Reputation: 109
Am new bee to pyspark and trying to understand the exact use of toDebugstring().can you please explain from below code snippet ?
>>> a = sc.parallelize([1,2,3]).distinct()
>>> print a.toDebugString()
(8) PythonRDD[27] at RDD at PythonRDD.scala:44 [Serialized 1x Replicated]
| MappedRDD[26] at values at NativeMethodAccessorImpl.java:-2 [Serialized 1x Replicated]
| ShuffledRDD[25] at partitionBy at NativeMethodAccessorImpl.java:-2 [Serialized 1x Replicated]
+-(8) PairwiseRDD[24] at distinct at <stdin>:1 [Serialized 1x Replicated]
| PythonRDD[23] at distinct at <stdin>:1 [Serialized 1x Replicated]

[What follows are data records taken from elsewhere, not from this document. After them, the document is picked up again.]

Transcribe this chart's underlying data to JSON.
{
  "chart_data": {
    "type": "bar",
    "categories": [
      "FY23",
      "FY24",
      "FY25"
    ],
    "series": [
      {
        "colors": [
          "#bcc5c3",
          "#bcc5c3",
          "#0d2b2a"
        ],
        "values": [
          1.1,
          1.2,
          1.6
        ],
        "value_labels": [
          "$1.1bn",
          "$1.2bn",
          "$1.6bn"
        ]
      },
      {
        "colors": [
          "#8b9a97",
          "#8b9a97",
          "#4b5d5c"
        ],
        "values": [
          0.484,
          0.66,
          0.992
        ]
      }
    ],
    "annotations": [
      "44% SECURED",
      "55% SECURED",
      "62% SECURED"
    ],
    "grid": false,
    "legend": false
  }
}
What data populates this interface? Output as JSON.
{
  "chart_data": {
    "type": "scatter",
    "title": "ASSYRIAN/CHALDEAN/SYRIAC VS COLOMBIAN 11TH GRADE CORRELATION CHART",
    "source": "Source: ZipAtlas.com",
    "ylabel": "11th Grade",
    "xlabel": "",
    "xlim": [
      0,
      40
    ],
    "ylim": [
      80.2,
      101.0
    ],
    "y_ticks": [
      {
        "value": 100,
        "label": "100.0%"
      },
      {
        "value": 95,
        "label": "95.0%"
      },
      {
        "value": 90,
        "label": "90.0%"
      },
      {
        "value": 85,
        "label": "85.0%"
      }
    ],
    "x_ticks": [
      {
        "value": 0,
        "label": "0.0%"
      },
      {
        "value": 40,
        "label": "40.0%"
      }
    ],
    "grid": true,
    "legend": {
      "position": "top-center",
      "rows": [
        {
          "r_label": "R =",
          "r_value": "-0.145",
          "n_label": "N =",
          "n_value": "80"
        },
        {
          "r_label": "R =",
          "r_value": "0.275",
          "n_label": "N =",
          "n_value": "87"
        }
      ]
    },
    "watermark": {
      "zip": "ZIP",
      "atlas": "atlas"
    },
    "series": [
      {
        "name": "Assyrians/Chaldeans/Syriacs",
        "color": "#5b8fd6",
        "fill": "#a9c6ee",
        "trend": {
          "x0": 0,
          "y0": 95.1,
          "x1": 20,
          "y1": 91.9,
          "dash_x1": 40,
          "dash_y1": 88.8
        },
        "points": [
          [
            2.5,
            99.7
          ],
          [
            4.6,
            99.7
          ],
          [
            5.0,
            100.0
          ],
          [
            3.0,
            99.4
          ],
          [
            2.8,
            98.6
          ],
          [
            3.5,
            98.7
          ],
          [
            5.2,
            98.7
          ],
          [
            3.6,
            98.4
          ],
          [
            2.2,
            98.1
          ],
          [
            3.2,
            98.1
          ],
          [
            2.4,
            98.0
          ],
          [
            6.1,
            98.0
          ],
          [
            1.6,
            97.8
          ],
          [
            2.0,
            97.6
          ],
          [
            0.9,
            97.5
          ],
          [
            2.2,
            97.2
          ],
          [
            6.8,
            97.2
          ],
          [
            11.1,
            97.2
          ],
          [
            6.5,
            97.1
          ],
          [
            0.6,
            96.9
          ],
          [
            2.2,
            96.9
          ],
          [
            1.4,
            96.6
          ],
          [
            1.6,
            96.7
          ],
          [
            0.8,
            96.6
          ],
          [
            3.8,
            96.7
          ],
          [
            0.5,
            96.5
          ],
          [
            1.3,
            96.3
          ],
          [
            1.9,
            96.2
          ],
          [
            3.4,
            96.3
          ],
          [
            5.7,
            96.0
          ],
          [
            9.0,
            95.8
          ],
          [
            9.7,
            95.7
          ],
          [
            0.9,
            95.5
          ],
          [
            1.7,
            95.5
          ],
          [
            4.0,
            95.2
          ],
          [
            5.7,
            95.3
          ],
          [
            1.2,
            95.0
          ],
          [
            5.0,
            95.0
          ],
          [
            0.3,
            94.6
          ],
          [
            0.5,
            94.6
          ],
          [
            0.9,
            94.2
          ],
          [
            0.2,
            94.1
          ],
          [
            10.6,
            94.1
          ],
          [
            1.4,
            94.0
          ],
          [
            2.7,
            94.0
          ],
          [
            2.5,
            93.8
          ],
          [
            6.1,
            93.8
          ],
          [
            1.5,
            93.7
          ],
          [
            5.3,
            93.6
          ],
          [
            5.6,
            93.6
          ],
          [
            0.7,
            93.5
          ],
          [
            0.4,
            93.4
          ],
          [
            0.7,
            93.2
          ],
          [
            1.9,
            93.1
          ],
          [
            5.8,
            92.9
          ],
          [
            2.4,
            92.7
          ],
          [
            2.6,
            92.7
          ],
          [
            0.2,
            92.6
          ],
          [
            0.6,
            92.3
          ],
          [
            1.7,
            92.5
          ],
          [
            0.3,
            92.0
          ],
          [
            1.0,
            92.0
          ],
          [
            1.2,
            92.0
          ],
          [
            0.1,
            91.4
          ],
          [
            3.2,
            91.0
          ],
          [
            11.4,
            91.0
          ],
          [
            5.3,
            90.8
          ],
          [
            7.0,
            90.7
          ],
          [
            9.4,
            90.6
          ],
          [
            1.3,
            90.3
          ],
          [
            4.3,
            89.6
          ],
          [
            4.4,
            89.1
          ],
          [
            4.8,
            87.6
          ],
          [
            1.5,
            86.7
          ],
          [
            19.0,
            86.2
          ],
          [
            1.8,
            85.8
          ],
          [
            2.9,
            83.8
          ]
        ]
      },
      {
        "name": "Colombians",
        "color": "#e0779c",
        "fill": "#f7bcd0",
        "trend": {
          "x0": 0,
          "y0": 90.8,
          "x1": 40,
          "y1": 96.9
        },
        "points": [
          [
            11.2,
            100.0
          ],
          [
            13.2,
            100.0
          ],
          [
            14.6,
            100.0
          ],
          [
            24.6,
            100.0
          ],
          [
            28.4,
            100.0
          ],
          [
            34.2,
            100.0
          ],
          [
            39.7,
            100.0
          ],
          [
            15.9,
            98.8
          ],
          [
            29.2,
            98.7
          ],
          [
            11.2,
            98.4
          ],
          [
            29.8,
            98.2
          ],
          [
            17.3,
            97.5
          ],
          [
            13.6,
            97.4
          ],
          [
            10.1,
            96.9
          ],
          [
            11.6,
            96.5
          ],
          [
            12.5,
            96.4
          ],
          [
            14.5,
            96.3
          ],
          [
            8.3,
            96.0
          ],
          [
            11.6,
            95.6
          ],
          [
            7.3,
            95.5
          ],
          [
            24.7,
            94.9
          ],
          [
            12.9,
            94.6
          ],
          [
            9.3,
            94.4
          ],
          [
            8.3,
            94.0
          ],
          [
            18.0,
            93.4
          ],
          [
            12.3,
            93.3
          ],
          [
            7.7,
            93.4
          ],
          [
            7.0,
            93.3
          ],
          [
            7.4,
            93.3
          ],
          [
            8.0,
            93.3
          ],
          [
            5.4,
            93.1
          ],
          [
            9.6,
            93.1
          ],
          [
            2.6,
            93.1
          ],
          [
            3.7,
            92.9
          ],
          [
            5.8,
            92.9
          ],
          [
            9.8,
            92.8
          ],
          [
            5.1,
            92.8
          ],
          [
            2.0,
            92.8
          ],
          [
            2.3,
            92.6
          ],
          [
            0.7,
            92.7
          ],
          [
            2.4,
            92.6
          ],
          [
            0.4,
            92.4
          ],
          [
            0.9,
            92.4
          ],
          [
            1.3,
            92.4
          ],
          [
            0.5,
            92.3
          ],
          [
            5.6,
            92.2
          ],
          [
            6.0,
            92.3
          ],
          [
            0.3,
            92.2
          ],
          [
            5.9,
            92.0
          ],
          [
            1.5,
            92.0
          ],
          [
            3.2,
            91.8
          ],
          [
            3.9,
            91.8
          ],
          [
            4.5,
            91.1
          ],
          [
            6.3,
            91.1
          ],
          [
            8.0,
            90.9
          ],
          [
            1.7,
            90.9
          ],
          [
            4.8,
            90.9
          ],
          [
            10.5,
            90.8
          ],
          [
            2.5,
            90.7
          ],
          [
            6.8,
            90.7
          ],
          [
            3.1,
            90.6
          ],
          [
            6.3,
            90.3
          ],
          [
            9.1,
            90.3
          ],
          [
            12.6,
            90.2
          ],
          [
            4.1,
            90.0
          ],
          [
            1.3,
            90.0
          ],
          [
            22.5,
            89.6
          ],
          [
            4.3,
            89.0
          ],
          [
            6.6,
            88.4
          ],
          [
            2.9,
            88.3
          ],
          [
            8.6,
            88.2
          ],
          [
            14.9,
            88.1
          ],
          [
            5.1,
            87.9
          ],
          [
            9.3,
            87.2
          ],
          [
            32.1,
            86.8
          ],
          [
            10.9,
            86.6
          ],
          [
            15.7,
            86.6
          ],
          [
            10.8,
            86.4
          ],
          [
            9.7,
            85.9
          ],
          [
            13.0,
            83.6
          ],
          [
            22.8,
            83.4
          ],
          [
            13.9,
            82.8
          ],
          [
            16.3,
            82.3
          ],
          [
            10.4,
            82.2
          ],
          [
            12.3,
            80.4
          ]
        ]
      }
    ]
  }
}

| ParallelCollectionRDD[21] at parallelize at PythonRDD.scala:358 [Serialized 1x Replicated]
Upvotes: 5
Views: 4222
Reputation: 31
In spark, dependencies in the RDDs are logged in as a graph. In simpler words , every step is part of lineage. By calling the toDebugString method you are essentially asking to get this lineage graph(aka chain of every individual step that happened i.e type of RDD created and method used to create it) to be displayed. Some are the transformation that you executed explicitly whereas others are not( for example the bottom-most step of lineage graph is the real type of RDD you engulfed but just above it is the RDD made by internal mechanism to convert the objects in input RDD to Java Type objects)
Result of your print statement shows every step from bottoms up starting with creation of ParallelCollectionRDD . Each change in indentation is an indication of shuffle boundary i.e occurrence of shuffle operation. You can read more from lineage graphs for better understanding.
Upvotes: 3